Milwaukee • Harley-Davidson reported an 18.7 percent rise in first-quarter earnings, saying motorcycle sales grew 5.8 percent worldwide and efficiency efforts took hold during the quarter.

The results beat Wall Street estimates and its shares rose nearly 7 percent.

The company posted net income of $265.9 million on Tuesday, up from $224.1 million a year ago.

That's $1.21 per share, compared with 99 cents in the first quarter of 2013. Analysts polled by FactSet expected earnings of $1.07 per share.

Motorcycle and related products revenue rose 11 percent to $1.57 billion. Overall revenue including financial services rose to $1.73 billion from $1.57 billion.

Motorcycle sales grew 3 percent in the U.S. to 35,730 during the quarter despite a long, cold winter, CEO Keith Wandell said in a statement.

But international sales, especially in Asia, helped the first-quarter results. Harley said Asia-Pacific motorcycle sales rose more than 20 percent to 7,178 for the quarter. In the Europe, Middle East and Africa region, sales were up 8 percent to 9,940, while they rose 9 percent in Latin America to 2,558.

The company said demand for its Project Rushmore motorcycles was high during the quarter, and it also started shipping the Harley-Davidson Street 750 and 500 models in selected markets.

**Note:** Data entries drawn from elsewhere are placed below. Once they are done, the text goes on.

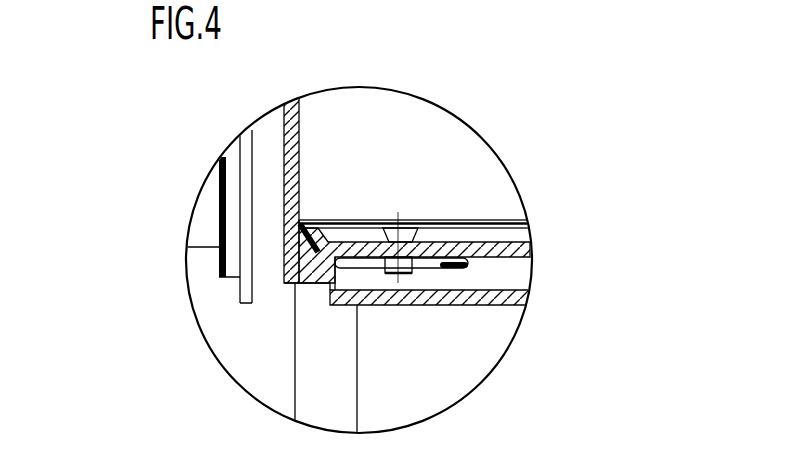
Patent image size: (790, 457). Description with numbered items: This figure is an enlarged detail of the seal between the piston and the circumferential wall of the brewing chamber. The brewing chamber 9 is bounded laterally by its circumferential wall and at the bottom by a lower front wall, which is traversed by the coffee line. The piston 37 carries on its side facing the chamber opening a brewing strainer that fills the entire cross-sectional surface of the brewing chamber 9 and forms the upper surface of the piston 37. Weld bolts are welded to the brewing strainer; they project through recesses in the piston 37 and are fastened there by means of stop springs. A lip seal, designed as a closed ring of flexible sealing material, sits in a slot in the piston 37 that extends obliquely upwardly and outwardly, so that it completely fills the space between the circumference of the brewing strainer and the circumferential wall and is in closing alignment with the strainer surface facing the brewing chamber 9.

The brewing chamber 9 is at (410, 167).
The piston 37 is at (575, 267).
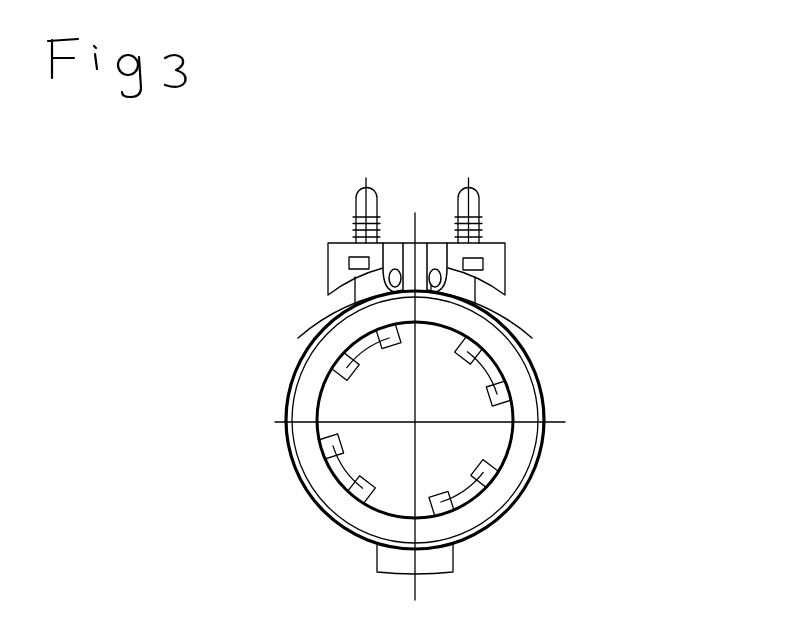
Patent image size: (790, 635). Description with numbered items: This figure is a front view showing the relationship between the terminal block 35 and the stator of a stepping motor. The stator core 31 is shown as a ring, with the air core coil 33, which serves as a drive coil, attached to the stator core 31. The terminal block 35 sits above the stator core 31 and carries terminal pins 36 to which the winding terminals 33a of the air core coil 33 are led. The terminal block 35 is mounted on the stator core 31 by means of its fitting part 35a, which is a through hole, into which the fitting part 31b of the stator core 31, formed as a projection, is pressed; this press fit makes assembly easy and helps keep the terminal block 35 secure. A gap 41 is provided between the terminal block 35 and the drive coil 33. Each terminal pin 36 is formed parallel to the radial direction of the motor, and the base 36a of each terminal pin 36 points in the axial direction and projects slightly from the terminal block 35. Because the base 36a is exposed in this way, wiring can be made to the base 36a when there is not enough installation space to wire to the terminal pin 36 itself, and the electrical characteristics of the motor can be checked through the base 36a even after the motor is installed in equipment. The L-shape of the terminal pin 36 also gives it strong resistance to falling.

The stator core 31 is at (533, 402).
The fitting part 31b is at (407, 235).
The air core coil 33 is at (533, 483).
The winding terminal 33a is at (327, 321).
The terminal block 35 is at (500, 279).
The fitting part 35a is at (440, 232).
The terminal pin 36 is at (357, 190).
The base 36a is at (349, 263).
The gap 41 is at (311, 312).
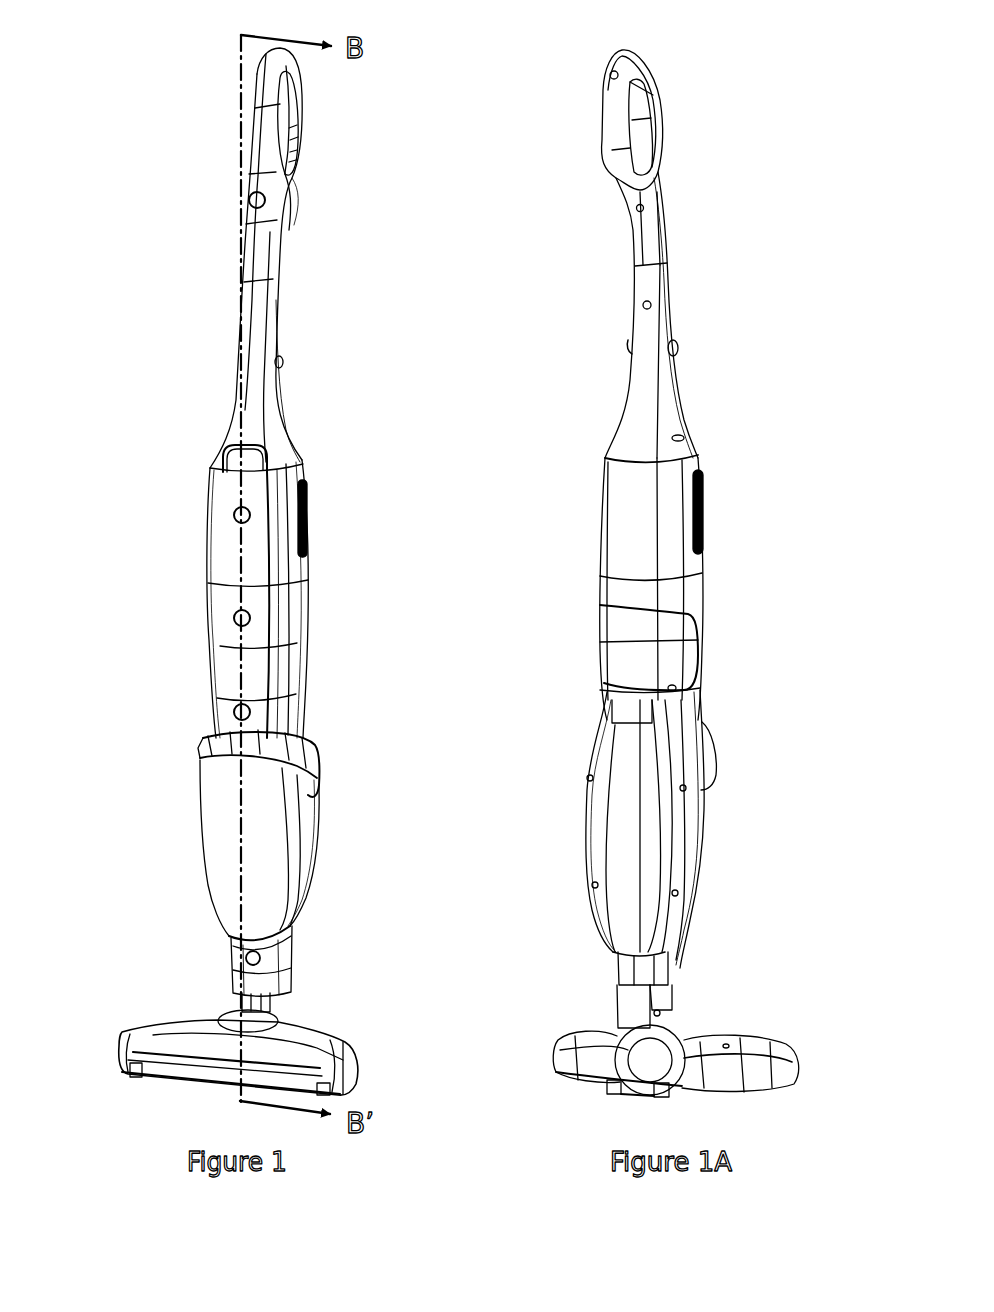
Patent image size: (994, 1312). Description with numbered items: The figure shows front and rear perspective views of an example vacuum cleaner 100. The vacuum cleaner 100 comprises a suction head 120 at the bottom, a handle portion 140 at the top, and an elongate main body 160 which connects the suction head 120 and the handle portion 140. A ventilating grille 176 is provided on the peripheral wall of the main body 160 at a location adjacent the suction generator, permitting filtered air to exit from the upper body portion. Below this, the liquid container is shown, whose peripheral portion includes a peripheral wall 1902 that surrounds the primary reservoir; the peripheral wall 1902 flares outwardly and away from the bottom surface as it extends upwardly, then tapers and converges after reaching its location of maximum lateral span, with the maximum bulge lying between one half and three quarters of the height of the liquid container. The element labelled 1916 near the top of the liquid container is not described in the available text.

In FIG. 1, the vacuum cleaner 100 is at (188, 243).
In FIG. 1A, the vacuum cleaner 100 is at (732, 231).
In FIG. 1, the handle portion 140 is at (525, 58).
In FIG. 1, the main body 160 is at (525, 467).
In FIG. 1, the suction head 120 is at (360, 1030).
In FIG. 1, the strap / cover 1916 is at (230, 748).
In FIG. 1, the peripheral wall 1902 is at (259, 878).
In FIG. 1A, the ventilating grille 176 is at (712, 512).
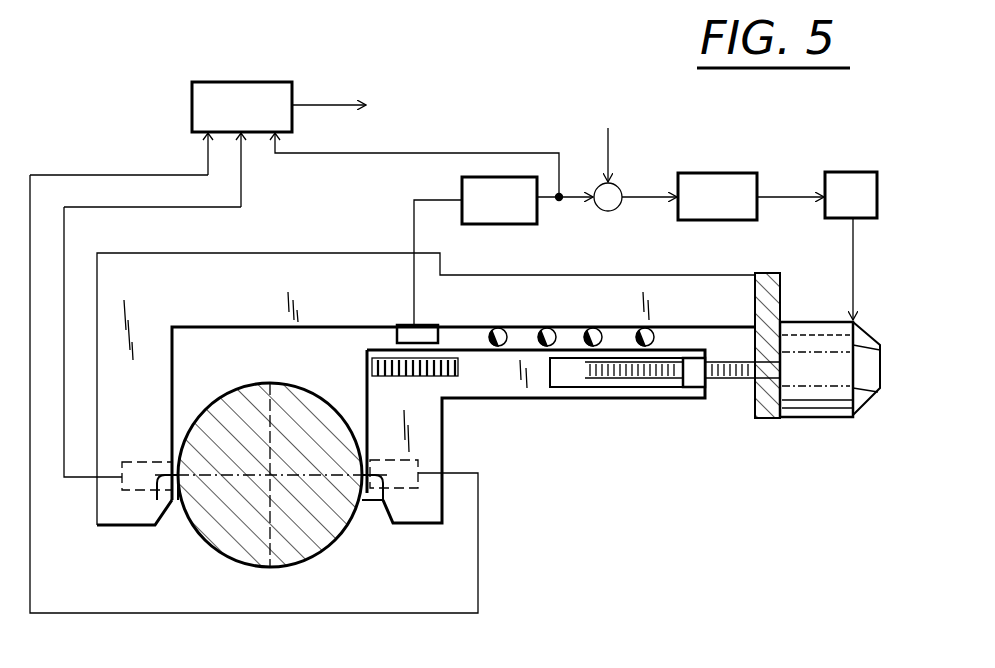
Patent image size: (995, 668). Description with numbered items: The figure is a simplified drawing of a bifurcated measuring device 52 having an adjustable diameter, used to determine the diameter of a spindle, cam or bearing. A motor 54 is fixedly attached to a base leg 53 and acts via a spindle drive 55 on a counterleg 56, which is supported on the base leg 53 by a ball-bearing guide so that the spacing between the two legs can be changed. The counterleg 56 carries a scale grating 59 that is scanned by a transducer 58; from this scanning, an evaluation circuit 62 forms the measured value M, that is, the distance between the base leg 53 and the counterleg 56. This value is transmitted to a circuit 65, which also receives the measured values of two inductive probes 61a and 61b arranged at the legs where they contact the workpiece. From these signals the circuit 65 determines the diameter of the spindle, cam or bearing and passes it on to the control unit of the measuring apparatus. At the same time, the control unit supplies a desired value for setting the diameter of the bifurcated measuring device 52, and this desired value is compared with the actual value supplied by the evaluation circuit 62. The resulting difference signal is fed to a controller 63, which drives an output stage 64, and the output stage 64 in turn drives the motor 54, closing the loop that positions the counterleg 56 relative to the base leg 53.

The bifurcated measuring device 52 is at (122, 132).
The base leg 53 is at (277, 262).
The motor 54 is at (843, 418).
The spindle drive 55 is at (722, 380).
The counterleg 56 is at (514, 372).
The transducer 58 is at (398, 330).
The scale grating 59 is at (368, 370).
The inductive probe 61a is at (165, 518).
The inductive probe 61b is at (378, 518).
The evaluation circuit 62 is at (485, 224).
The controller 63 is at (722, 176).
The output stage 64 is at (842, 173).
The circuit 65 is at (278, 92).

"These motorcycles, together with continuous improvement in our operations at every level, underscore the momentum we've established as a customer-led company," Wandell's statement said.

Harley reiterated guidance of growing motorcycle shipments this year, up 7 percent to 9 percent to a range of 279,000 to 284,000. The company expects second-quarter shipments to rise 9 percent to 15 percent to a range of 92,000 to 97,000, up from 84,606 a year earlier.

Harley expects capital spending this year of $215 million to $235 million, the same as it estimated when it reported fourth-quarter earnings.

The company reported provisions for higher credit losses cut operating income for its financial services operation. That income was $63.2 million, down almost 12 percent from a year earlier.

Its shares rose $4.63, or 6.8 percent, to $72.17 in afternoon trading. Its shares have risen more than 40 percent over the past year.